Mike Myers made the jump from "Saturday Night Live" to the big screen with two adaptations of his silly SNL skit Wayne's World, and he hit paydirt with his James Bond parody character Austin Powers in a wildly popular and ridiculously quotable film series.

Some fans know him from his "SNL" days, and will forever associate him with Simon and his "drawings." Others only recognize his trademark "Wayne's World" party-time look. Die-hard fans know and love his odd early rom-com, "So I Married an Axe Murderer." Generations know him as the green ogre Shrek, star of multiple movies and a series of spinoffs. (Not to mention the inspiration for "Shrek raves.")

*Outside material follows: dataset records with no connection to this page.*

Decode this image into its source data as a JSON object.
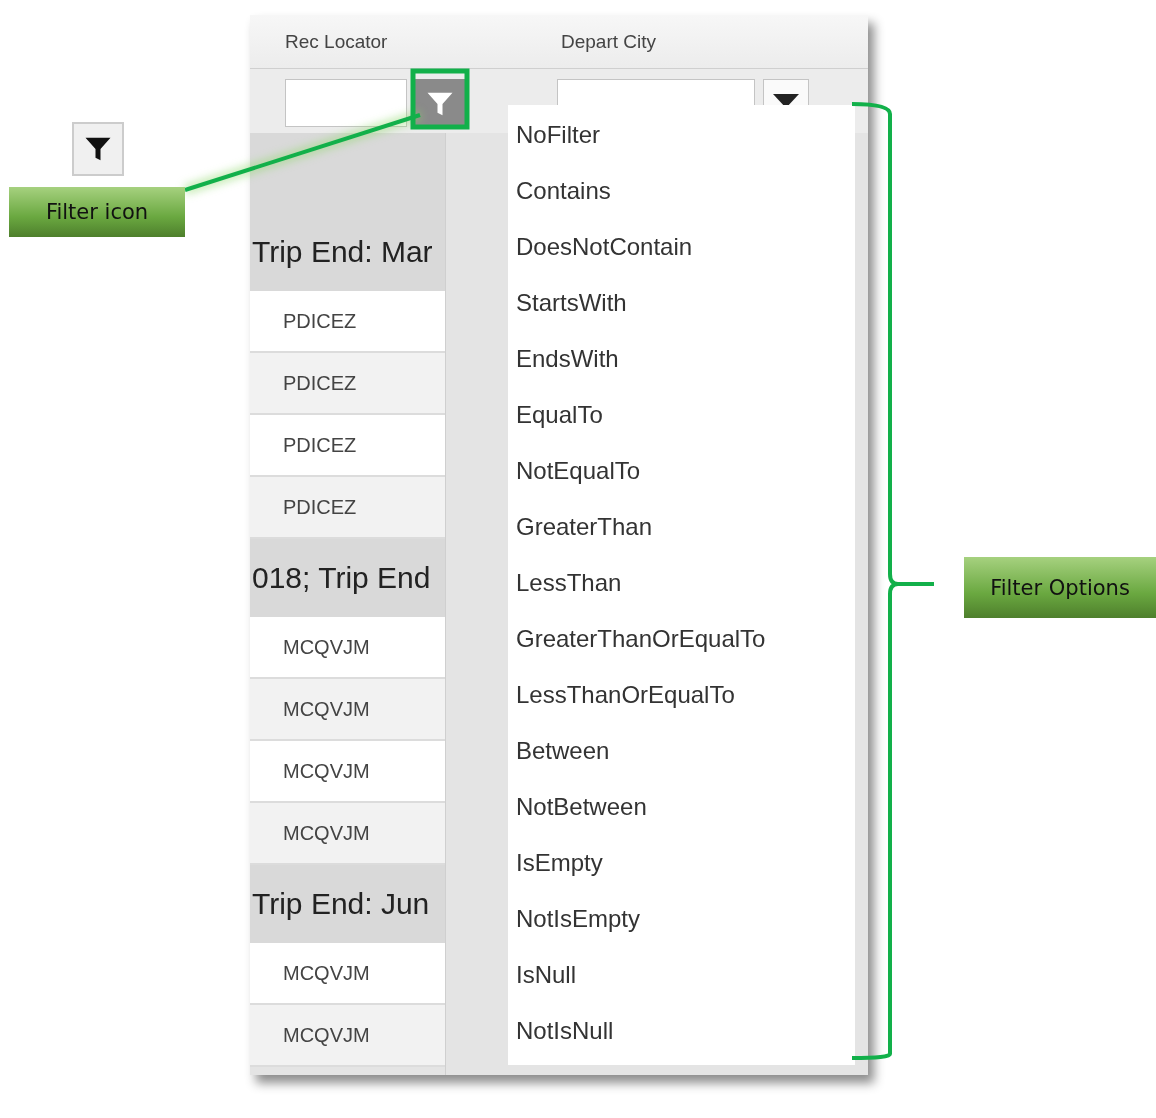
{
  "columns": [
    {
      "label": "Rec Locator"
    },
    {
      "label": "Depart City"
    }
  ],
  "groups": [
    {
      "header": "Trip End: Mar",
      "rows": [
        "PDICEZ",
        "PDICEZ",
        "PDICEZ",
        "PDICEZ"
      ]
    },
    {
      "header": "018; Trip End",
      "rows": [
        "MCQVJM",
        "MCQVJM",
        "MCQVJM",
        "MCQVJM"
      ]
    },
    {
      "header": "Trip End: Jun",
      "rows": [
        "MCQVJM",
        "MCQVJM"
      ]
    }
  ],
  "filter_menu": {
    "options": [
      "NoFilter",
      "Contains",
      "DoesNotContain",
      "StartsWith",
      "EndsWith",
      "EqualTo",
      "NotEqualTo",
      "GreaterThan",
      "LessThan",
      "GreaterThanOrEqualTo",
      "LessThanOrEqualTo",
      "Between",
      "NotBetween",
      "IsEmpty",
      "NotIsEmpty",
      "IsNull",
      "NotIsNull"
    ]
  },
  "annotations": [
    {
      "kind": "icon",
      "label": "Filter icon"
    },
    {
      "kind": "brace",
      "label": "Filter Options"
    }
  ]
}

But one day, as if Myers himself had received the "happily ever after" promised to his ogre incarnation, he seemed to drop off the face of the Earth ... or at least the face of Hollywood. What happened to turn an unstoppable comedy juggernaut — and one of Canada's favorite sons — into a virtual recluse? And what projects finally drew him back out into the spotlight? Don't worry — we've got the answers you're looking for. Read on to discover what happened to Mike Myers.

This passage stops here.